International Research Journal of Modernization in Engineering Technology and Science


( Peer-Reviewed, Open Access, Fully Refereed International Journal )
Volume:05/Issue:02/February-2023 Impact Factor- 6.752 www.irjmets.com

A STUDY ON EQUITY DERIVATIVES AND CHALLENGES FACED


BY NEW TRADERS
Tanvir Belim*1, Smit Soni*2, Prof. Sonakshi Sharma*3
*1,2Student, Faculty Of Management Studies, Parul University, Gujrat, India.
*3Guide, Faculty Of Management Studies, Parul University, Gujrat, India.
DOI : https://www.doi.org/10.56726/IRJMETS33671
ABSTRACT
Derivative market plays an important role in the economic development of the country. In this paper we are
taking a study on challenges faced by new traders in equity derivatives. There were several studies conducted
on equity derivatives. Here we are focusing on challenges faced by new traders and possible outcomes.
Currently, derivatives have become increasingly popular after COVID-19 pandemic. This has grown with an
extraordinary speed across India and now it can be called as the derivatives resolution. For this research, we
collected primary as well as secondary data and point out the current scenario. This study enables us to get a
clear overview of derivatives market in India. This research gave the new information recent trends.
Keywords: Derivatives, Option, Challenges, Financial Market, India.
I. INTRODUCTION
The investment industry exists to serve its clients. His two main groups of clients are investors and issuers.
Investors are individuals, charities, corporations, banks, collective investment schemes such as pension and
insurance funds, central and local governments, or “supranational institutions” such as the World Bank. The
investment environment is highly dynamic and constantly evolving.

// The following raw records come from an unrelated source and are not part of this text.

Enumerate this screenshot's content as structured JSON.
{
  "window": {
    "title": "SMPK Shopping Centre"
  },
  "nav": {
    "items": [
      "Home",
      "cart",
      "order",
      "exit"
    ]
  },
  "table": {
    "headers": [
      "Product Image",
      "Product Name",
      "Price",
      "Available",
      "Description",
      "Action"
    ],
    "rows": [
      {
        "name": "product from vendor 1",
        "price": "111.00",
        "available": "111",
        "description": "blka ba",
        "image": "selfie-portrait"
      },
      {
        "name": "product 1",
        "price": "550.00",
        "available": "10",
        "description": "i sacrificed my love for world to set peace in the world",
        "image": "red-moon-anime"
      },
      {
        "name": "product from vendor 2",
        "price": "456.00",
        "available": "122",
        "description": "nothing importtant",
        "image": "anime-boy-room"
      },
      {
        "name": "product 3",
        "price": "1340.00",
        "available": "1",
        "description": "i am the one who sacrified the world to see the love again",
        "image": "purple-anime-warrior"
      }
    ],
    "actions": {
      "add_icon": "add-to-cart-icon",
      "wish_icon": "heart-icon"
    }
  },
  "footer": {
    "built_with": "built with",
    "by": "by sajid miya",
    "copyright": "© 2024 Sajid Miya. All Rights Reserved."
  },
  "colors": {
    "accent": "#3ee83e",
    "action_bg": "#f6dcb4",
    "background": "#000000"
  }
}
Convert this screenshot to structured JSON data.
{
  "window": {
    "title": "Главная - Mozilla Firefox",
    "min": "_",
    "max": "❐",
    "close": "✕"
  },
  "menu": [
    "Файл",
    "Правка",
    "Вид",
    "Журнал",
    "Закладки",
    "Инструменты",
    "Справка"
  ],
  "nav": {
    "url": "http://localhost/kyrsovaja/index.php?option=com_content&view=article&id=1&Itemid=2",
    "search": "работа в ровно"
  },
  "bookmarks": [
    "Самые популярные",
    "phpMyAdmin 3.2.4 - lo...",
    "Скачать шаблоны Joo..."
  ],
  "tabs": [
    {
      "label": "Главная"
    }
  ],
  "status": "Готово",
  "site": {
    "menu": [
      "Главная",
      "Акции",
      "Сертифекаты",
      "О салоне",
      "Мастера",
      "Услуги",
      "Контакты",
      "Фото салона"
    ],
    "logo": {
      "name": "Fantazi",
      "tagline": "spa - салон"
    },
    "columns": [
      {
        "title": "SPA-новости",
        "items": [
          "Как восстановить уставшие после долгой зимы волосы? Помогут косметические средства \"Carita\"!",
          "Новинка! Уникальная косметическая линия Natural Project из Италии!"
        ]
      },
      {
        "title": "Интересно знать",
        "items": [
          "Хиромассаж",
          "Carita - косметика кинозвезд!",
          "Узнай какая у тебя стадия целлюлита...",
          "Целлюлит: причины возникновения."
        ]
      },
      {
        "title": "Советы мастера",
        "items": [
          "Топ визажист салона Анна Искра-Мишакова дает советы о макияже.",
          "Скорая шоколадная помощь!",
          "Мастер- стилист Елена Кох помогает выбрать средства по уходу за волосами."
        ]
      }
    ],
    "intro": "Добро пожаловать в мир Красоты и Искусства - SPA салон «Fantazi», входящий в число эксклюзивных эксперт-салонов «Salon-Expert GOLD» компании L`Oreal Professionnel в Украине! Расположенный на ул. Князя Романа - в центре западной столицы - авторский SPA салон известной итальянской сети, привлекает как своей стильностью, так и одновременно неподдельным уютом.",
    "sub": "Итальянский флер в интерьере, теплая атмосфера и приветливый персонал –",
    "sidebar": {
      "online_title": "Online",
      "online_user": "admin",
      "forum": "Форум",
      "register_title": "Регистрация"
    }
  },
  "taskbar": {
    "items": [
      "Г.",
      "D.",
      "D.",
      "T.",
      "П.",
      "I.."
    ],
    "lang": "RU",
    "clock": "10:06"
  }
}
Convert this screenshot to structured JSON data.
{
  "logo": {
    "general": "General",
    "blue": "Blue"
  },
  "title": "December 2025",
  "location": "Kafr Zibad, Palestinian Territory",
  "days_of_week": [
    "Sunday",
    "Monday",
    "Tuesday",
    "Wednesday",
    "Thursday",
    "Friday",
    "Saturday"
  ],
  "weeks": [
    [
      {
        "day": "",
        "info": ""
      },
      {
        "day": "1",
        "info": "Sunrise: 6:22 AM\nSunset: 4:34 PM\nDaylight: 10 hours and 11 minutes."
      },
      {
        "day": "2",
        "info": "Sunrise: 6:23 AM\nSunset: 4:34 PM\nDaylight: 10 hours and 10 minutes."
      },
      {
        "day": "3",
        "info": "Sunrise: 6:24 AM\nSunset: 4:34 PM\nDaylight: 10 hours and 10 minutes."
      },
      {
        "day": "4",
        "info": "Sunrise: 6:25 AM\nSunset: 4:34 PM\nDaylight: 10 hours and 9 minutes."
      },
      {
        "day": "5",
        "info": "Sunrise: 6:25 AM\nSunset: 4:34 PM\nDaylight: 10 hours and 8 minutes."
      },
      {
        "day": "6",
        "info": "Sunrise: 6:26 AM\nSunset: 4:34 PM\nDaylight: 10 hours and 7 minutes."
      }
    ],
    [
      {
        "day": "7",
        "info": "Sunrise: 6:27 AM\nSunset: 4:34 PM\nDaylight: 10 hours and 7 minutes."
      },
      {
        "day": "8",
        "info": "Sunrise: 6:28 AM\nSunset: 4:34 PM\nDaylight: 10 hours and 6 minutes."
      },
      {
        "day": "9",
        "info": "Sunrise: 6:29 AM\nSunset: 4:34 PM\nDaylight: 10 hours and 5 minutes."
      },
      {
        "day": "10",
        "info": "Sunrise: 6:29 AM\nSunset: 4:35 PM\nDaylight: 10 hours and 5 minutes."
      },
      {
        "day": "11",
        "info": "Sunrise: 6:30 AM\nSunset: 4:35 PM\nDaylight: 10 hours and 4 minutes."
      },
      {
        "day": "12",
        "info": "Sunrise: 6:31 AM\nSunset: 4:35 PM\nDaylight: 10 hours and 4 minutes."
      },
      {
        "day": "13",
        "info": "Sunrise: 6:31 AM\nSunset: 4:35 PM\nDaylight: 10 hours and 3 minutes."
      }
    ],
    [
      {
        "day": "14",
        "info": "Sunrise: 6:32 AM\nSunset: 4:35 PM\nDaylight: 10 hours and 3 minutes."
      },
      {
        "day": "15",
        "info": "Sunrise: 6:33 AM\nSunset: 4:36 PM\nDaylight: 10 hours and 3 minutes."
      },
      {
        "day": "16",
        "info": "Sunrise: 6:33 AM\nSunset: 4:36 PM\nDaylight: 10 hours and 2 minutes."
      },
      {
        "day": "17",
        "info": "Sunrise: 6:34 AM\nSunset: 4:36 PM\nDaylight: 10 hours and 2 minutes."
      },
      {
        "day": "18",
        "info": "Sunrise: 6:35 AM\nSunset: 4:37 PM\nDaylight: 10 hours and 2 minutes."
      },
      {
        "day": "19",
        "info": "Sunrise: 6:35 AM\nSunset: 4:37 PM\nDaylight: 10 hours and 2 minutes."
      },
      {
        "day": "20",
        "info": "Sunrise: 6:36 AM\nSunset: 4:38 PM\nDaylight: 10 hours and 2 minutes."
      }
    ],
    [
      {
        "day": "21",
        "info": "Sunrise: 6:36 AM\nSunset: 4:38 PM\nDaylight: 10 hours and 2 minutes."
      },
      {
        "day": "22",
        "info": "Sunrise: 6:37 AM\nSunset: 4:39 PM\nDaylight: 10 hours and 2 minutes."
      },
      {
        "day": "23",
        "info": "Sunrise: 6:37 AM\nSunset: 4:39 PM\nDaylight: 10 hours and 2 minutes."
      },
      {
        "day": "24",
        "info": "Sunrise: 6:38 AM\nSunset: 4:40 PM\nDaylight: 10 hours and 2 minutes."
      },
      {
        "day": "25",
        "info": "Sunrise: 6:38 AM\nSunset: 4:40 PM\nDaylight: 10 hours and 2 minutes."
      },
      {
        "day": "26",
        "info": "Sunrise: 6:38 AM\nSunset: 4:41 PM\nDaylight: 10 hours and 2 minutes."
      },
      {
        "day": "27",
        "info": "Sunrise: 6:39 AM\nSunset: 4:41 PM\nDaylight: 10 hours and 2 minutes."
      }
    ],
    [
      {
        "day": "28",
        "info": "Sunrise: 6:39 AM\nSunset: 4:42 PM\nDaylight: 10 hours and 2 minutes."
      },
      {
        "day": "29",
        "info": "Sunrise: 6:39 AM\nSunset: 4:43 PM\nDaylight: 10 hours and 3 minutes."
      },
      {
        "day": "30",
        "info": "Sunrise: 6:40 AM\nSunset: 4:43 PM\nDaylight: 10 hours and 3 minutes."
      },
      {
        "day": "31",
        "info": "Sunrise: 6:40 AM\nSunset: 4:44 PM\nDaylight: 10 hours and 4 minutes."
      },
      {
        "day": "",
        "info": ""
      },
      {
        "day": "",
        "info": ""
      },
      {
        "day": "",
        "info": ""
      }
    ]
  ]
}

But those who take the time to understand
the basic principles and different asset classes will win out in the long run. The first step is learning to
distinguish between different types of investments and where they are on the risk ladder. The investor then has
an investment objective consisting of increasing assets (capital growth) or generating income. Some investors
have only one of these goals, others have both. For example, high-income individuals are likely to have all the
income they need from employment and want to invest extra cash to generate capital appreciation. However,
charities may require the maximum income they can generate from their investments to fund their activities.
Derivative market
Derivatives are one of the most versatile instruments. The word result comes from the word derived. Indicates
that there are no independent values. A product is a contract whose value is derived from the value of another
asset, called an underlying asset, which may be a stock, stock market index, interest rate, commodity, or
currency. Underlying is the identifier of the derivative contract. If the price of the underlying asset changes, the
value of the derivative will also change. Derivatives are meaningless without an underlying asset. For example,
the value of a gold futures contract is derived from the value of the underlying asset. In this example, H. Gold's
off-derivative market price is determined by the spot or spot market price of the underlying gold. The primary
purpose of these tools is to commit prices to future data to reduce the level of financial risk and to provide
protection against future adverse price movements.
II. REVIEW OF LITERATURE
The researcher went through various literatures available on this subject. Numerous books, reports, news
articles, research articles and studies were thoroughly studied. Context to some of the books, articles read and
various websites visited is given below:
Prof. J R Varma Committee Report, submitted to SEBI in October 1998. The Committee was appointed by
SEBI to recommend measures for risk containment in derivatives market in India. The committee enumerated
the risk containment issues that assume importance in the Indian context such as estimation of volatility,
calendar spreads, trader net-worth, margin collection and enforcement, Clearing Corporation, position limits,
legal issues etc. These recommendations were adopted by SEBI to govern the risk management framework for
derivatives market in India.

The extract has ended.